The prices of coffee, some cooking oils and avocados are starting to fall, even though it is still relatively high compared to the beginning of the year. Various factors influenced the development of the food market, especially thanks measures taken by governments and central banks and the fear of a recession global which dampens the outlook for demand. However, a general decline is unlikely, mainly due to supply chain disruptions that continue to weigh on world trade.

In the Asia Pacific region, which includes all Asian and Oceanic nations bordering the Pacific Ocean, the prices ofsunflower oil and palm oil Indians they went down respectively 7% and 12% between the end of May and June, according to data from the Tridge group, reported by Cnbc. During the same period, the prices ofpalm oil in Bangladesh they almost fell by the wayside 25%.

What a worry coffeein July wholesale prices in Vietnam they got off 5% compared to the beginning of the invasion of Ukraine in February. On the other side of the globe, avocado prices have plummeted in almost every major avocado-producing state in Latin America. The wholesale cost ofMexican avocados down 27%while for that Colombian autumn is coming soon 40%. In this case, according to Tridge, the collapse was largely due to the oversupply that hit the Peruvian market, putting downward pressure on avocado prices across the region.

What factors influence the market?

Regarding the declines just described, according to Minwoo Nam, a spokesperson for Tridge, – There are many factors that affect the market. First, the fear of a global recession it dampens the outlook for demand. Also because prices have become too high, so consumers spend less or look for substitutes. Plus also the efforts made by governments and central banks food prices are starting to cool down” he said, citing sunflower oil as an example.
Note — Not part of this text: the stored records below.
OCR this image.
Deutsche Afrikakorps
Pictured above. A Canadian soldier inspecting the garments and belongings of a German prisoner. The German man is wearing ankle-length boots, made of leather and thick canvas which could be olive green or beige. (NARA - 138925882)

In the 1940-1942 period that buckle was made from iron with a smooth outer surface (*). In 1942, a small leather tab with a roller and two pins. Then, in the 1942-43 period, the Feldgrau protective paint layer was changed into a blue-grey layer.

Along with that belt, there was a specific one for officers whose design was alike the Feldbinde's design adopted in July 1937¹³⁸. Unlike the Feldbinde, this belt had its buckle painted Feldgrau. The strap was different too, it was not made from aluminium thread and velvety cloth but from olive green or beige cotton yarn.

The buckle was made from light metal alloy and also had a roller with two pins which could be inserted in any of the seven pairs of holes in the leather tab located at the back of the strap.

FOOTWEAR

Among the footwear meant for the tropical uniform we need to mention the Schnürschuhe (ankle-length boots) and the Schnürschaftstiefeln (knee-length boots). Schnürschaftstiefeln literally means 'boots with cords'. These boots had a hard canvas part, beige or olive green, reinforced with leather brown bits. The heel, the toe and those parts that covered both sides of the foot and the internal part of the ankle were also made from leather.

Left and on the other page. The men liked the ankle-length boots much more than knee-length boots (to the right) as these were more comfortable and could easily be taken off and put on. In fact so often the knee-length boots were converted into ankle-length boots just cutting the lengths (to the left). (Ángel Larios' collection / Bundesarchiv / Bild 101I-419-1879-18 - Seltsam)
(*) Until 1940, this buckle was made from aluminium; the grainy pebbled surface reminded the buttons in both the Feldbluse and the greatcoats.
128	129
In addition, Nam highlighted how some investment funds are liquidating their holdings in commodities.

While remaining near all-time highs, the food price index for the United Nations Food and Agriculture Organization fell for a third straight month in June and surpassed the March record. The decline in recent months reflects the fall in international prices of vegetable oils, grains and sugar, while those of dairy products and meat increased.

In addition, the FAO Cereal Price Index also showed a decrease in international prices of food items such as wheat, which, however, remain very high after the near-record levels reached in May. The prices are really still 48.5% higher than in the same period last year.